En las colinas azules de San
Jacinto, donde el viento olía a café y leña encendida, vivía don Isidro
Montoya, el último liberal de sombrero blanco en un pueblo que había sido
tragado por el azul oscuro de los conservadores. Su casa, una finca de tejas
rotas y gallinas libres, quedaba al borde del camino que conducía al olvido.

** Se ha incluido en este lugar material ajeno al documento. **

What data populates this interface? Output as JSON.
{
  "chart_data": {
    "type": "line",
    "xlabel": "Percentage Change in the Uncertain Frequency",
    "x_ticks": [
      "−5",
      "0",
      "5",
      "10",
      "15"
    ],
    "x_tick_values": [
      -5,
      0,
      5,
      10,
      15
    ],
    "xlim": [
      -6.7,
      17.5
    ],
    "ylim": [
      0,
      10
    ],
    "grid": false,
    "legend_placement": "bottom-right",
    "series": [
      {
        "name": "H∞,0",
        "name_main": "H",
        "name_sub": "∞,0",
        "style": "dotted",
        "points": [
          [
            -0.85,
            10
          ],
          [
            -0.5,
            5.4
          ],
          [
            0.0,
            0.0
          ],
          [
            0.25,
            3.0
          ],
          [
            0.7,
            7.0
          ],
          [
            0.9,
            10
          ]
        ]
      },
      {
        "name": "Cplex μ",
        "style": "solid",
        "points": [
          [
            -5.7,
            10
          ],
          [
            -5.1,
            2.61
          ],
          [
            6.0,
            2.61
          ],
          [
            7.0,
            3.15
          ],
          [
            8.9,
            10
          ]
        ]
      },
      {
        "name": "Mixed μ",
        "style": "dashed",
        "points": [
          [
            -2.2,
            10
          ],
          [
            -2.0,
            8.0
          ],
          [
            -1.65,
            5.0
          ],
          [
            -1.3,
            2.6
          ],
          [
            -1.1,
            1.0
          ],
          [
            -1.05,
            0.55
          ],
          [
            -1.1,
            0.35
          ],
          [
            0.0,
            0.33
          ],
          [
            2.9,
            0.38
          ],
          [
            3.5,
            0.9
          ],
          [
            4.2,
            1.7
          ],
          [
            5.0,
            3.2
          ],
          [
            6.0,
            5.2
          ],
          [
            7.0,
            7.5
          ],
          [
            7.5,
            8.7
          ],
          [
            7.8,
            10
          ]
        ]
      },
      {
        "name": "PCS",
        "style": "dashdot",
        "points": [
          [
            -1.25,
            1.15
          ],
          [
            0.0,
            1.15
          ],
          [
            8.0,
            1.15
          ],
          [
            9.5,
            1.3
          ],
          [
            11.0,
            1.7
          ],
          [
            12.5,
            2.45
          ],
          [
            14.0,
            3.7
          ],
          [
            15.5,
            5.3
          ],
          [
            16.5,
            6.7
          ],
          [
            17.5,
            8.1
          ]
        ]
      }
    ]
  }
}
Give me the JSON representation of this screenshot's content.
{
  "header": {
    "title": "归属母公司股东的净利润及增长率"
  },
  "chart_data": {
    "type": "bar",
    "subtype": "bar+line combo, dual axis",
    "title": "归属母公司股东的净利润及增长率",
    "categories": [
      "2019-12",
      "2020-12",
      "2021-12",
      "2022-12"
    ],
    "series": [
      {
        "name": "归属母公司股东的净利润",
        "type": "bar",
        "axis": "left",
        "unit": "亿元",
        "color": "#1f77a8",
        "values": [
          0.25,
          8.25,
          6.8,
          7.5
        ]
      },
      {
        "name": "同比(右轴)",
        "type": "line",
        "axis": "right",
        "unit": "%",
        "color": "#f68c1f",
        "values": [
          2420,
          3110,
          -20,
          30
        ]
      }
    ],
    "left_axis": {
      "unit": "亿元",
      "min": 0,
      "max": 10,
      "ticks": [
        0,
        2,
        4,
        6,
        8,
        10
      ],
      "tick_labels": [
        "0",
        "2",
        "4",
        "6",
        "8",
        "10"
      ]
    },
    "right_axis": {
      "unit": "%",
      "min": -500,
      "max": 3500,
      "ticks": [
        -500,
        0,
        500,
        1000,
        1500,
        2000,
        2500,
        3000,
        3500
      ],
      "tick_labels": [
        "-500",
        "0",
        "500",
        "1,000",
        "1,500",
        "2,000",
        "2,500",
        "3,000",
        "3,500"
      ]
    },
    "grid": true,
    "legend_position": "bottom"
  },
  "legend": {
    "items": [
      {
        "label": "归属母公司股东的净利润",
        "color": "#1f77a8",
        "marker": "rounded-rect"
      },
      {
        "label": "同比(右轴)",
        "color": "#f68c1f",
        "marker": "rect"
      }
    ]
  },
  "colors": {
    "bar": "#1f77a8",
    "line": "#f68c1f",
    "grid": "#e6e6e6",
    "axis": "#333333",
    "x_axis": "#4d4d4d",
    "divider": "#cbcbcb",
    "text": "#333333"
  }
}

Dicen que fue en la Semana Santa
de 1948 cuando el cielo se rajó como un costal viejo, y por esas grietas entró
el fuego. Jorge Eliécer Gaitán, el que muchos llamaban "el Caudillo de los
pobres", cayó a la una y cinco de la tarde frente al edificio Agustín
Nieto en pleno centro de Bogotá, y con él se desangró la esperanza. En San
Jacinto no hubo misa, ni procesión. En vez del Viacrucis, corrió la noticia
como un gallinazo: “¡Mataron a Gaitán!”
A los tres días llegaron los
“Pájaros”, hombres de camisa azul y machete en la cintura, traídos por el
alcalde conservador, quien hablaba con la voz de Dios y firmaba los decretos
con sangre seca. Entraban a las casas preguntando por las biblias liberales,
que nadie sabía si existían, y cuando no las encontraban, se llevaban al padre,
al hijo y al perro, por si acaso eran subversivos.
Don Isidro tenía un gallo llamado
Gaitán. Un animal altivo, que cantaba con rabia al amanecer. Cuando los “Pájaros”
lo oyeron, dijeron que eso era incitación al desorden y lo degollaron sobre la
pila del lavadero.
Desde entonces, don Isidro no
volvió a dormir. Al tercer día, bajó de la montaña su sobrino Rafael, con la
cara tiznada de humo y un revólver herencia de su padre, muerto en una
emboscada de los “Chulavitas”. Rafael venía de las guerrillas liberales del
Tolima, donde los hombres escribían sus ideas en la corteza de los árboles y
enterraban a sus muertos sin nombre.
- Tío, dijo, ya no hay Dios que
nos salve. Aquí solo queda monte o tumba.
En los años siguientes, la tierra
parió sangre. Las mujeres enterraban a sus hijos sin lágrimas, los curas
repartían hostias con la mano temblorosa y las estaciones del tren cargaban más
cadáveres que café. Los soldados de la policía política, vestidos de ley, pero
armados de odio, llegaban con listas. Si el apellido terminaba en
"ez", había sospecha. Si tenía acento en la voz o ideas en la cabeza,
ya era suficiente para colgarlo de un árbol.
A veces el cielo se ponía tan
rojo que los niños pensaban que era la segunda venida del demonio. Otros
juraban ver a Gaitán caminando entre los sembrados, recogiendo las almas de los
campesinos con su sombrero alado.
En 1953 llegó el general Rojas
Pinilla como una tromba de uniforme bien planchado. Trajo promesas de paz y
radios de pilas que repetían que la guerra había terminado. Pero en San
Jacinto, la guerra dormía como un tigre. Rafael bajó al pueblo con una bandera
blanca y lo devolvieron en pedazos.
En 1958, cuando se creó el Frente
Nacional, los periódicos celebraron el fin del mundo. Los jefes conservadores y
los jefes liberales se repartieron el país como quien reparte un animal muerto.
Pero nadie le explicó a las viudas ni a los huérfanos qué hacer con los
cuchillos heredados, ni a los perros con el olor de la pólvora impregnado en el
hocico.
Don Isidro murió en 1962, en su
hamaca, con el rostro vuelto al patio donde antes cantaba el gallo Gaitán.
Dicen que se fue en paz, aunque en su mano tenía un recorte viejo con la foto
del líder caído y en la otra, una bala marcada con una cruz envuelta en papel
periódico.
San Jacinto sobrevivió, pero
quedó hueco. La plaza mayor se llenó de estatuas sin nombre, las campanas de la
iglesia repicaban con miedo y los árboles crecieron torcidos, como si quisieran
evitar ver el suelo donde se derramó tanta sangre.
Hoy, los nietos de Rafael
escriben canciones tristes y los nietos de los Pájaros venden abonos o
loza esmaltada para los campesinos. Pero cada tanto, en las noches sin luna, un
gallo invisible canta en los patios vacíos. Y los ancianos, que aún saben la
historia, se persignan y murmuran:
- Fue la Violencia, mijo…
- La que vino sin preguntar y dicen que se
fue pero allí camina en el pueblo, como si nada.